A practiced tactic of the left is for multiple organizations of varying degrees of radicalism to coordinate their attacks on a single industry or company, often to the benefit of one player in the industry and to detriment of American workers. This is happening right now in the timber industry. And the federal government is playing an active role.
The Forest Stewardship Council (FSC) remains the sole vehicle of certification for Leadership in Energy and Environmental Design (LEED) standards for green building recognition. LEED standards reign as most prominent in the field. Most federal contracts for new or renovated buildings require LEED certification and, therefore, the FSC good housekeeping seal of approval.
Unfortunately, the FSC certification regime favors foreign competitors over U.S. timber harvesters, which puts U.S. workers at a grave disadvantage when it comes to constructing buildings for their own government. Less than a quarter of all American forestry is FSC-certified, so there’s an immediate impact on American jobs. In addition, FSC has no clearly defined standard; it varies by region. Consider, for example, the fact that IKEA is FSC certified. IKEA was also the subject of a recent documentary about their clear cutting of old growth forests.
These are among some of the reasons why governors like Maine’s Paul LePage and Georgia’s Nathan Deal have reformed their building regulations to accept other certification programs when considering the construction of new government buildings. There are three other standards for forest certification in North America alone.
But FSC has its supporters – the aforementioned groups of varying degrees of radicalism – that are willing to agitate on its behalf.

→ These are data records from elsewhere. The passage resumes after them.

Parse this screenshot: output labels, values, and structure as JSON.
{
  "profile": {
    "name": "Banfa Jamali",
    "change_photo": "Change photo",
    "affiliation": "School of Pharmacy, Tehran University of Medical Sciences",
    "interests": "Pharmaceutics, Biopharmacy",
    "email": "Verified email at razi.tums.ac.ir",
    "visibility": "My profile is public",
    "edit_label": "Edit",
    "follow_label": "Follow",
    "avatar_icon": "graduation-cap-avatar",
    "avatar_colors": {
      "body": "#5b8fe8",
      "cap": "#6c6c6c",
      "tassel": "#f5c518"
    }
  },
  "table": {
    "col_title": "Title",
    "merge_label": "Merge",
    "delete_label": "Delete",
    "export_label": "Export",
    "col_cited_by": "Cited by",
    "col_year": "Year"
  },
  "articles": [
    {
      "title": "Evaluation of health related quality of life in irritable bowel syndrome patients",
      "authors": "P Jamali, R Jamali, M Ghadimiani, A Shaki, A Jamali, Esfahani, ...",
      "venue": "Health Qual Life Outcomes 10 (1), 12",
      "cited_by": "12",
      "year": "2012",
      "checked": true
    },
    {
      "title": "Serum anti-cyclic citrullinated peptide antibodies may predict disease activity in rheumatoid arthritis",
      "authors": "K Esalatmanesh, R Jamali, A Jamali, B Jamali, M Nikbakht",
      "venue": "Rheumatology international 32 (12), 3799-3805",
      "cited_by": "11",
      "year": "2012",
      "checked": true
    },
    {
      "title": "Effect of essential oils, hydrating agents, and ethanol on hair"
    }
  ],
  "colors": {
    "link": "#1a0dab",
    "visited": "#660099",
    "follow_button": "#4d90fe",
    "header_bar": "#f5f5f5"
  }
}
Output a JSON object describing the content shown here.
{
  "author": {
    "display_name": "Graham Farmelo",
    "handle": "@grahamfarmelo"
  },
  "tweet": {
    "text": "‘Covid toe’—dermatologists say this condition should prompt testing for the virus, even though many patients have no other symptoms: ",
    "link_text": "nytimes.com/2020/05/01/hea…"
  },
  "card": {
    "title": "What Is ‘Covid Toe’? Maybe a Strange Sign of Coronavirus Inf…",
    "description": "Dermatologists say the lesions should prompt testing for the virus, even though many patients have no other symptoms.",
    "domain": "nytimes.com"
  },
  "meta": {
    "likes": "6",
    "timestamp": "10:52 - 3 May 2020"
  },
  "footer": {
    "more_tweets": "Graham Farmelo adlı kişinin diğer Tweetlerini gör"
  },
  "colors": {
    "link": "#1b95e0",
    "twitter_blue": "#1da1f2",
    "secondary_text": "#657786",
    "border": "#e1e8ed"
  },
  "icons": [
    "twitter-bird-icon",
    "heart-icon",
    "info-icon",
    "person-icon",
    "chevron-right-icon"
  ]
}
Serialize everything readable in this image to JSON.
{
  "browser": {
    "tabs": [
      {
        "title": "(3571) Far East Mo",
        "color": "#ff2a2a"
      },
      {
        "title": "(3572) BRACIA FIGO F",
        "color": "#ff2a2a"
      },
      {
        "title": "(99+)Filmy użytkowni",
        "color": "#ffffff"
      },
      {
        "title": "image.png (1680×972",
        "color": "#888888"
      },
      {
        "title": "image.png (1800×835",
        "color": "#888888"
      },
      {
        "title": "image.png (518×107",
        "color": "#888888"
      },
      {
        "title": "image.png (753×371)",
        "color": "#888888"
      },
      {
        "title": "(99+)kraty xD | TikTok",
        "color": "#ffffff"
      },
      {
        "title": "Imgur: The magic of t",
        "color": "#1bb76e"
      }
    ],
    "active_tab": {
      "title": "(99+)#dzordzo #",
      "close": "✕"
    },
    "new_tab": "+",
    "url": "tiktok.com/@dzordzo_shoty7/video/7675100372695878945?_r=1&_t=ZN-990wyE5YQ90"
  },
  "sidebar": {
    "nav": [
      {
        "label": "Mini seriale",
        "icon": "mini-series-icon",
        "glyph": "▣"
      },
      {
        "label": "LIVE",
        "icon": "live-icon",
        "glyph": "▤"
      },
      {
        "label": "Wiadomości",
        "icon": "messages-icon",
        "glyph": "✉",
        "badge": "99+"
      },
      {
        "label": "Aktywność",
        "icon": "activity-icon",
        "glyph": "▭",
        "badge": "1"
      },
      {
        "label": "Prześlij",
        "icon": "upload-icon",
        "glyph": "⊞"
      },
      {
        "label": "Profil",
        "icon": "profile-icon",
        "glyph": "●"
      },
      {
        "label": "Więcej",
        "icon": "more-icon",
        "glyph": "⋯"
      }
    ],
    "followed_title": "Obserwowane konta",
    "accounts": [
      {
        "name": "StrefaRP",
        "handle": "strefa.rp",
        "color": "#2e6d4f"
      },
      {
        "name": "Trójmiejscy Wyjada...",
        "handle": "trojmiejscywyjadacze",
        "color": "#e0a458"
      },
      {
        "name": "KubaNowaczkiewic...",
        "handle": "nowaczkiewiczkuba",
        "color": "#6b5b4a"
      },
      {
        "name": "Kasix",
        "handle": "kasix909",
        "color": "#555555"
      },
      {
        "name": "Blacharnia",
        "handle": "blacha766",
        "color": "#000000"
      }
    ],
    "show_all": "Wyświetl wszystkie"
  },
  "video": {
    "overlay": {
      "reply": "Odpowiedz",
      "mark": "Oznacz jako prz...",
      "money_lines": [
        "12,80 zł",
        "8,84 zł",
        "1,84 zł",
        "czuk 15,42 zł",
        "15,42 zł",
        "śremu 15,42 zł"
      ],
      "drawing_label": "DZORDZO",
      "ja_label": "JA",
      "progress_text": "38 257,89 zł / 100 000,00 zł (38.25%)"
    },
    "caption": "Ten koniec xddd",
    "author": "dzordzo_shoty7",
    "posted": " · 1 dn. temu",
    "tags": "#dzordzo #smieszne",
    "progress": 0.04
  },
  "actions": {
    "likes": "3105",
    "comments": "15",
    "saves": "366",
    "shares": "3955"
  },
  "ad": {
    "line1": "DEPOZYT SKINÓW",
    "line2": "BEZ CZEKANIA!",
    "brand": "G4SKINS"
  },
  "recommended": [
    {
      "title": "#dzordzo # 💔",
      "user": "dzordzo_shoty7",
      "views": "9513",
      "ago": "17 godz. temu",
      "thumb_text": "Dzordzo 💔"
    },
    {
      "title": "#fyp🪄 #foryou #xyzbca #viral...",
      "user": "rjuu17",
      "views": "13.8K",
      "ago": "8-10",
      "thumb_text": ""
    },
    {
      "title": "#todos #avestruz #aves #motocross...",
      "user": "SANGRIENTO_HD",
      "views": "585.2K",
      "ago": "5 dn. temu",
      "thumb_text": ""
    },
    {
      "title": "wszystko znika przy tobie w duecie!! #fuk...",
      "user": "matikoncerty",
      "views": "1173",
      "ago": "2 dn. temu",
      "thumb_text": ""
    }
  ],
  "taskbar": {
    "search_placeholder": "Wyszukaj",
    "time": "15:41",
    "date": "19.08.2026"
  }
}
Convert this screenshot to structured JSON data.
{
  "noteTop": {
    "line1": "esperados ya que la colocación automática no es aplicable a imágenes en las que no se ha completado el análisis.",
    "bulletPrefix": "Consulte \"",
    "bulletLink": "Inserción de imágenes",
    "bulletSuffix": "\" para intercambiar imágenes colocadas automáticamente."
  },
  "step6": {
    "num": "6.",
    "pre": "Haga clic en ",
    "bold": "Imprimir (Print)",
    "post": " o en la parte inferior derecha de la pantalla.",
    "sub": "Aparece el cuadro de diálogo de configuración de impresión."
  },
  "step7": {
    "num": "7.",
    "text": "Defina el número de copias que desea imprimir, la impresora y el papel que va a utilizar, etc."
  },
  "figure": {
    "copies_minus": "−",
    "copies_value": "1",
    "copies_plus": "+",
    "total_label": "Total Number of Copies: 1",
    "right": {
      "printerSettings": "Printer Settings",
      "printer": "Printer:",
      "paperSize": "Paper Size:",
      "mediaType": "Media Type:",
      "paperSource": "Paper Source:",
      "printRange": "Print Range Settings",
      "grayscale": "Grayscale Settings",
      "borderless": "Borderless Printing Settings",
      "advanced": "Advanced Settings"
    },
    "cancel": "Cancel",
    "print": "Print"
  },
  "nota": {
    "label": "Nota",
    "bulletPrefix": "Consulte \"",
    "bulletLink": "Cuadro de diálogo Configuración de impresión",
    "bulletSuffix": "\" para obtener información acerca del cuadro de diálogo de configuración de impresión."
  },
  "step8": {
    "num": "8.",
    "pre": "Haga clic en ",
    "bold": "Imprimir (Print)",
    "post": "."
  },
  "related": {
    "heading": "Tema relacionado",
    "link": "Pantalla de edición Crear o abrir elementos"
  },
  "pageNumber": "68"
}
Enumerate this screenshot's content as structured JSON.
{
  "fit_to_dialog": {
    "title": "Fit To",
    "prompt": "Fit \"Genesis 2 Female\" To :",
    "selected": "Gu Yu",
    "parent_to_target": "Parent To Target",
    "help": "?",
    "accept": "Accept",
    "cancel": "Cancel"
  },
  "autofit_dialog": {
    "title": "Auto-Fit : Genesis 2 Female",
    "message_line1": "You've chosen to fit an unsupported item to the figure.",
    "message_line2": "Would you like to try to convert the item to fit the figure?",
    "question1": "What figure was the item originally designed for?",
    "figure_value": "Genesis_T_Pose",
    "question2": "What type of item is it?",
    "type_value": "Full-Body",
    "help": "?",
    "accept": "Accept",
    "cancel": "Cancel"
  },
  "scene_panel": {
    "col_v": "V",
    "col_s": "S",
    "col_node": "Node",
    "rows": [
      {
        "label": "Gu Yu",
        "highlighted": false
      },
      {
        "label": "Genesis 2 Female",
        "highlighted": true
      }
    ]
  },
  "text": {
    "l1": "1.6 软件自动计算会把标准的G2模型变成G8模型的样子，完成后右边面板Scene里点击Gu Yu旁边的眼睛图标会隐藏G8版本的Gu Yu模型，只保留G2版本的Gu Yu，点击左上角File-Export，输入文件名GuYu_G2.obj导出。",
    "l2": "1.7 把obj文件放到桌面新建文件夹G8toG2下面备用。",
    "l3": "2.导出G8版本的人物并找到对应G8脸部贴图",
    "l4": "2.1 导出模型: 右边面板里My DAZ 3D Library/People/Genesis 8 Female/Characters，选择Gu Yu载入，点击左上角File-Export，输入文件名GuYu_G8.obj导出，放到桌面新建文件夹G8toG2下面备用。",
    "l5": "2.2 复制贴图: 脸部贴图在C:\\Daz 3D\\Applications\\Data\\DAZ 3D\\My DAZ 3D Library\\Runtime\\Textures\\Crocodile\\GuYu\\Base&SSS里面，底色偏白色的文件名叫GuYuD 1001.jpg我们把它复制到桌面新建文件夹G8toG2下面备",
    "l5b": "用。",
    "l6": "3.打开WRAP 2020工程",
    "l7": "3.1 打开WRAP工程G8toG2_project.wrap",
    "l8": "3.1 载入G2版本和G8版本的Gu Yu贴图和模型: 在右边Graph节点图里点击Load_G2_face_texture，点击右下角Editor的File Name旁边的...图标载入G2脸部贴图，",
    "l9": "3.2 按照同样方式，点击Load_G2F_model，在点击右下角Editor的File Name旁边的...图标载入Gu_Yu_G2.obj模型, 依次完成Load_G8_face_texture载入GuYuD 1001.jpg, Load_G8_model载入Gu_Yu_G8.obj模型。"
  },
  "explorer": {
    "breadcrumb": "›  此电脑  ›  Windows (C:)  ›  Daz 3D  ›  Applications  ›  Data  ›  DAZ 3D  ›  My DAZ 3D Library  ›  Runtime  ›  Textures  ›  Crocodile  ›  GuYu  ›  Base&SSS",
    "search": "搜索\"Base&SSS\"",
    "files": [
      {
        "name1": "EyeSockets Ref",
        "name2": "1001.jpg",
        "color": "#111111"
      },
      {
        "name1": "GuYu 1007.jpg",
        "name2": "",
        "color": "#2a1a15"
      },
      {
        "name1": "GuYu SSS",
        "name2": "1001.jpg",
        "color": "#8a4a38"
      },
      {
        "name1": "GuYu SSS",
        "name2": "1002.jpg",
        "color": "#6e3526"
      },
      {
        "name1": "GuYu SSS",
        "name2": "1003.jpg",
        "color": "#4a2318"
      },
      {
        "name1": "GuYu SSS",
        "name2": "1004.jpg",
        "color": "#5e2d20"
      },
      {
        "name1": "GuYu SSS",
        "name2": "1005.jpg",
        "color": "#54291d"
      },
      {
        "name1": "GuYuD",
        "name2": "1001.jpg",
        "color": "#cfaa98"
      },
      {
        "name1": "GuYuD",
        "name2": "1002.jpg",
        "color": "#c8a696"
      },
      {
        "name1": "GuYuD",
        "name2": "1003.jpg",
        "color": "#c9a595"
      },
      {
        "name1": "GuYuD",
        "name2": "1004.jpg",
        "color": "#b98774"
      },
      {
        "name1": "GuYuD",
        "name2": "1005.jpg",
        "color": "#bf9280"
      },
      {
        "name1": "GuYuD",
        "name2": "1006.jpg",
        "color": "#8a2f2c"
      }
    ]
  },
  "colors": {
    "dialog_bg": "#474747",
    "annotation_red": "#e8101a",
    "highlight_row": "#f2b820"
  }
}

Among them are groups like the Dogwood Alliance, which sits on the steering committee of the Environmental Paper Network, a prominent FSC backer. The Alliance itself has participated in FSC events and attempts to alienate office supply companies that are not FSC certified. This is the same group that brought the late Colonel Sanders back from the dead in a post-mortem campaign against Kentucky Fried Chicken.
More troubling is the Alliance’s full-throated endorsement of Occupy Wall Street. “Like everyone else, we at Dogwood Alliance have been so excited to watch as tens of thousands of people have gathered in New York City and in solidarity actions around the world to occupy Wall Street in peaceful protest of corporate greed,” reads its website. The Alliance has mimicked Occupy tactics outside of a KFC location in North Carolina.
The FSC’s connections with out-of-touch radicals hardly stop there. Also sitting on the Environmental Paper Network’s steering committee is ForestEthics. This group has spearheaded a campaign against the Sustainable Forestry Initiative (SFI), which ranks as one of FSC’s chief competitors in the timber certification realm.
The World Wildlife Fund (WWF) is listed by the FSC as a non-governmental organization (NGO) marketing partner in its 2011 Global Markets Survey. Not even 7 months ago the WWF called for a complete, global ban of carbon emissions by the year 2050. The WWF also calls for worldwide poverty as a means to save the planet, or what they term as “inequality adjusted human development” in their ‘Living Planet Report.’
These are the groups that back FSC’s monopoly on the timber industry and appear to control the fate of U.S. timber jobs.